Sarlo considera banal la nueva tendencia a dejar de lado la política y la historia de la militancia por la moda de las historias íntimas, personales. Consciente de que el testimonio fue y es vital para sacar a luz la barbarie de la violencia militar y, sobre todo, para hacerse útil a la hora de juzgar a los asesinos, no cree en la inmunidad de ese género frente al análisis y la interpretación, así como sospecha de la verdad automática que encierra la lógica del género. Ningún escrito, por principio, dice ella, puede estar librado de la mirada escrutadora de la crítica, de la interpretación, del cuestionamiento. Y el testimonio, apoyado en el sufrimiento político, cree que lo está.

Contrapone un film muy celebrado, Los rubios (2003) de Albertina Carri (una película testimonio que se centra en la búsqueda de los padres desaparecidos), a los escritos “La bemba” de Emilio de Ípola y Poder y desaparición de Pilar Calveiro que, no siendo propiamente testimonios, ni gozando de la cobertura mediática por pertenecer más bien al circuito de los escritos intelectuales, aluden testimonialmente a la cárcel militar, no desde el yo ni la subjetividad, sino desde la experiencia colectiva y la voluntad de entender, analizar, interpretar lo que vivió un país en uno de sus momentos más siniestros.

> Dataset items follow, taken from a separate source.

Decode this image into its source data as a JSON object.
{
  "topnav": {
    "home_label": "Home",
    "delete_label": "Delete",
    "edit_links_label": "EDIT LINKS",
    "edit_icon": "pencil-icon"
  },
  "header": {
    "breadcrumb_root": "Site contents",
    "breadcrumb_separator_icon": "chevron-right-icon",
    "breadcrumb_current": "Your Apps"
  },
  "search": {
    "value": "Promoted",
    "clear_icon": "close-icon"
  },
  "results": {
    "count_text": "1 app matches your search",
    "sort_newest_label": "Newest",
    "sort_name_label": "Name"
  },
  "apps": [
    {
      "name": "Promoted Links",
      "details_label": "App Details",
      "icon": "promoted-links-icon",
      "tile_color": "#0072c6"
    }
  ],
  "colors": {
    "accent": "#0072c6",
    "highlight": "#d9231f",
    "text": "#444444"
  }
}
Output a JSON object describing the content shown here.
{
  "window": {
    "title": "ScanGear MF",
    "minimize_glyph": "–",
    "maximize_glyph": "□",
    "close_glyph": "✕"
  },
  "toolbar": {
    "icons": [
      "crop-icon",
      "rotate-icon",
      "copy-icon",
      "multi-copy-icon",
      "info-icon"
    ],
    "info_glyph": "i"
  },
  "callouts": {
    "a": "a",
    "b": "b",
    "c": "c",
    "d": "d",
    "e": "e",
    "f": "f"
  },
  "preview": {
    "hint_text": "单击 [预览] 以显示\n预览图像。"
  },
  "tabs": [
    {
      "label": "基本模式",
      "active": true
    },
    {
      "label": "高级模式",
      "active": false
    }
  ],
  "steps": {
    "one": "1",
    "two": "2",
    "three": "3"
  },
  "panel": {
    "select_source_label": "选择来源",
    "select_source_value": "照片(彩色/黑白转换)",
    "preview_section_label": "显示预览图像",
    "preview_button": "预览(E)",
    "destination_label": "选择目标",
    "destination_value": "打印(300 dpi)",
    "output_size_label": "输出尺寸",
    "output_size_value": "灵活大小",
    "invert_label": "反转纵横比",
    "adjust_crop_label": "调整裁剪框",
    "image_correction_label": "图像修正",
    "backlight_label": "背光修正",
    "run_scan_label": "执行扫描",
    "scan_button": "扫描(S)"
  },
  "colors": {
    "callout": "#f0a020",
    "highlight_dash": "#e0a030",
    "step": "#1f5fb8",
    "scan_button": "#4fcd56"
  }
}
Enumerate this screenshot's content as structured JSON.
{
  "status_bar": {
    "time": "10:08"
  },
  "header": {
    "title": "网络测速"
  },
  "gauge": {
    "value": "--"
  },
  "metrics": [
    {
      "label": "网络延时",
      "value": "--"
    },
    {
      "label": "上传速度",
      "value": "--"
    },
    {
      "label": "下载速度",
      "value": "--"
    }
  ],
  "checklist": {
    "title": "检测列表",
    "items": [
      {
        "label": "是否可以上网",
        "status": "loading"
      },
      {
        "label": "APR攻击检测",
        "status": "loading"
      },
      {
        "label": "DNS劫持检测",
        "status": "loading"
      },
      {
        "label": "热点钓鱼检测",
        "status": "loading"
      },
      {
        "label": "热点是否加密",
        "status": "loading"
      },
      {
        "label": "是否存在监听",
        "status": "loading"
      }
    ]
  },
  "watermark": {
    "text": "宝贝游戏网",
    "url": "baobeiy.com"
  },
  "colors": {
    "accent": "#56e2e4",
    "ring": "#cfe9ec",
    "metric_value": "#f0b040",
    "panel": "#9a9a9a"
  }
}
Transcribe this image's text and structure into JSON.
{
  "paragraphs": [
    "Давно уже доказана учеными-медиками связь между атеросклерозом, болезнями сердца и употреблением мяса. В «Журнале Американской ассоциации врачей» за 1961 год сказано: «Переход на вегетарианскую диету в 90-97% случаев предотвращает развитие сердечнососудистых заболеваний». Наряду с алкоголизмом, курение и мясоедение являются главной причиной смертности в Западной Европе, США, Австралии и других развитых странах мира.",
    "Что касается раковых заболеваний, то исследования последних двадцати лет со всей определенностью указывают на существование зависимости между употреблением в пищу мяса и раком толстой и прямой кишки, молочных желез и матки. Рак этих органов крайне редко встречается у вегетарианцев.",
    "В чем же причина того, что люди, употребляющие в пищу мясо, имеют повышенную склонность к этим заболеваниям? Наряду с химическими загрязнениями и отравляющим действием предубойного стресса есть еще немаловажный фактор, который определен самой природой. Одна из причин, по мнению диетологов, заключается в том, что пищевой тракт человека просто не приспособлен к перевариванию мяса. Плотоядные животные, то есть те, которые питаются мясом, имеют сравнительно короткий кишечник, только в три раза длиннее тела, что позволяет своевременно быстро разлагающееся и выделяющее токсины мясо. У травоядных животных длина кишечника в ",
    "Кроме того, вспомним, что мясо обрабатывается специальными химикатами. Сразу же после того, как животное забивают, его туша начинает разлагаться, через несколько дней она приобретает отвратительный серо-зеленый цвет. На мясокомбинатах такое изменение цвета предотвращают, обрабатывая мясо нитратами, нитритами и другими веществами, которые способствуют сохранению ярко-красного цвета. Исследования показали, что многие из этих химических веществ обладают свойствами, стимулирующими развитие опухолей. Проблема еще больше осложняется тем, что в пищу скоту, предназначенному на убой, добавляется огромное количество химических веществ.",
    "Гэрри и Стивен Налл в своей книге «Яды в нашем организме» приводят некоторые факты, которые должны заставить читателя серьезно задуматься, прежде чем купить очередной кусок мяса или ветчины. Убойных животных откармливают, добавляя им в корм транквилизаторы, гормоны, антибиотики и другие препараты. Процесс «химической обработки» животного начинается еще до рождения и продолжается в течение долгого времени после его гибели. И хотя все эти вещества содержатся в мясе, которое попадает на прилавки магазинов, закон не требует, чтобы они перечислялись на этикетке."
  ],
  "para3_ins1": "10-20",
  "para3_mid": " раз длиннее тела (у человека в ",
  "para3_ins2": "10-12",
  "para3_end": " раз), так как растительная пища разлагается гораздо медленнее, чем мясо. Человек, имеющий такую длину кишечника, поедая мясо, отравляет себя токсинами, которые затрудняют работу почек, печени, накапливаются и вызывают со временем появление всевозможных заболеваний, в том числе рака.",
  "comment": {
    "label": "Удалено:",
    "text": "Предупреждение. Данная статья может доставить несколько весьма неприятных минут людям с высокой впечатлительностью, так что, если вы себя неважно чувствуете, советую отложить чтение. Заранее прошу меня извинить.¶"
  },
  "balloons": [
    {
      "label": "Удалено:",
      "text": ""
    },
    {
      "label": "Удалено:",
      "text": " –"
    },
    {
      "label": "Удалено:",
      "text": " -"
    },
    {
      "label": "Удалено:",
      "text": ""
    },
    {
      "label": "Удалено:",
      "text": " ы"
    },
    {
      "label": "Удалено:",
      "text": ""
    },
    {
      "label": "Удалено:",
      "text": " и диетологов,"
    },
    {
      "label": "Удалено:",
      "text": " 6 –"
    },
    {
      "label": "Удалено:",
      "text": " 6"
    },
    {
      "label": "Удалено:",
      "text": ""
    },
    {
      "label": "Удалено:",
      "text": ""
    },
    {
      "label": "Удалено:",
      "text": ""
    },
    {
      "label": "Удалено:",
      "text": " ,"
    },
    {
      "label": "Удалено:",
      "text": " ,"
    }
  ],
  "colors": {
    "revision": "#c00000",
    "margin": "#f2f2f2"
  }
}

Lo maravilloso de este libro es que su impecable argumentación entrehila la importancia de la imaginación y su rol en la recuperación de la memoria. Su apuesta final es, más bien, por la literatura, la que es capaz de “representar aquello que no puede estar en ningún testimonio”, decir “lo que no ha sido dicho”, y “apoderarse de la pesadilla, no sólo padecerla”.